Buffer overruns: using object headers is risky, since a buffer overrun can corrupt your heap metadata. You'll either need to validate heap metadata before trusting it (e.g. keep a checksum) or store it elsewhere. This also wastes quite a bit of space for small objects.
Size segregation: this isn't absolutely essential, but most real allocators serve allocations for each size class from a different block. This is nice for locality (similarly-sized objects are more likely to be the same type, accessed together, etc). You can also use per-page or per-block bitmaps to track which objects are free/allocated. This eliminates the need for per-object headers.
Internal frees: many programs will free a pointer that is internal to an allocated object. This is especially likely with C++, because of how classes using inheritance are represented.
Double/invalid frees: you'll need a way of detecting double/invalid frees, or these will quickly lead to heap corruption. Aborting on the first invalid free isn't a great idea, since the way you insert your custom allocator can cause the dynamic linker to allocate from its own private heap, then free these objects using your custom allocator.
Thread safety: at the very least, you need to lock the heap when satisfying an allocation. If you want good performance, you need to allocate objects to separate threads from separate cache lines, or you'll end up with false sharing.
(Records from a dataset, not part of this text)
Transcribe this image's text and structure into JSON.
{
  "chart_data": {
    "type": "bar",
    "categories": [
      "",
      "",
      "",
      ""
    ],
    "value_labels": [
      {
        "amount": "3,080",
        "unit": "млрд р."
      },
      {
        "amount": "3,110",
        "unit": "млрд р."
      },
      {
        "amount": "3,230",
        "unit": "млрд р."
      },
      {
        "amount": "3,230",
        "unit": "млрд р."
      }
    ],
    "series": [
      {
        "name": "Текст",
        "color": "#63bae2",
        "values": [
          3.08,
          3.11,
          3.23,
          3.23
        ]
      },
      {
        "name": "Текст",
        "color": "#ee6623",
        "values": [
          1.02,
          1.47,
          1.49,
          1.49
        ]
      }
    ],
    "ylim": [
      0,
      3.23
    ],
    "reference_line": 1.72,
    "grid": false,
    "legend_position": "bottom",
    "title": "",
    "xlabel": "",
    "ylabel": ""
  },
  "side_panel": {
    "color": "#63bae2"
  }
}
Thread segregated heaps also reduce contention, but you need a way of dealing with cross-thread frees (thread A allocates p, passes it to B, which frees it).
The HeapLayers library is very useful for building portable custom allocators: https://github.com/emeryberger/Heap-Layers. The library includes easily-reusable components (like freelists, size classes, bitmaps, etc.) for building stable, fast allocators. HeapLayers is used to implement the Hoard memory allocator, a high performance allocator optimized for parallel programs.
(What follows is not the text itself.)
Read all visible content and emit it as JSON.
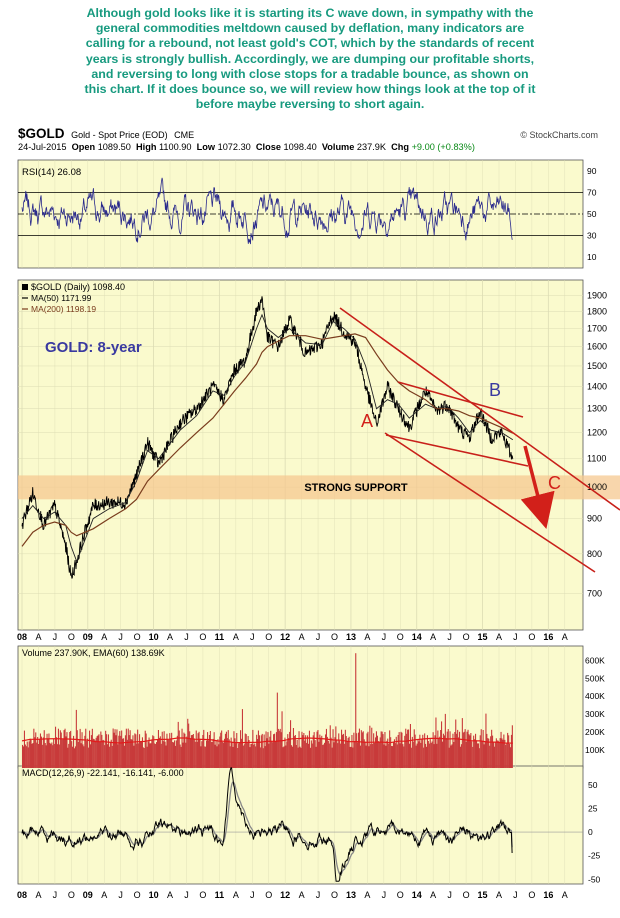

It is quite nice: I have knobs to "fuzz" the alignment of returned addresses from sbrk, as well as to inject arbitrary EAGAINs, to see if they're following the man pages. Another thing that I looked for was re-entrancy. This was a bit hand-wavy, but ultimately took the form of a try-lock in my sbrk implementation, where if the try-lock fails, their invocations of sbrk are not being synchronized.
Another thing I did to evaluate their implementations was to poison the entire unallocated and allocated sbrk space, poison all allocated memory blocks that my test runner allocates, and poison all freed memory blocks before my test runner frees memory. This all enabled me to estimate the meta-data overhead of their malloc implementation at a byte-granularity. That is, I can search the sbrk space for the various poisons, and then report on their relative frequency. If the sum of the frequencies is under 100%, then I claim the remaining percent as meta-data overhead.
The poisoning also also allowed me to detect simple bugs: if they write beyond the returned sbrk pointer, then I can potentially catch that because the values in memory don't match the expected poison.
Overall, it was fun to do and I could present some nice stats. For example, I produced a histogram of malloc call sizes and sbrk call sizes. This allowed one to quickly see if they're invoking sbrk unnecessarily often.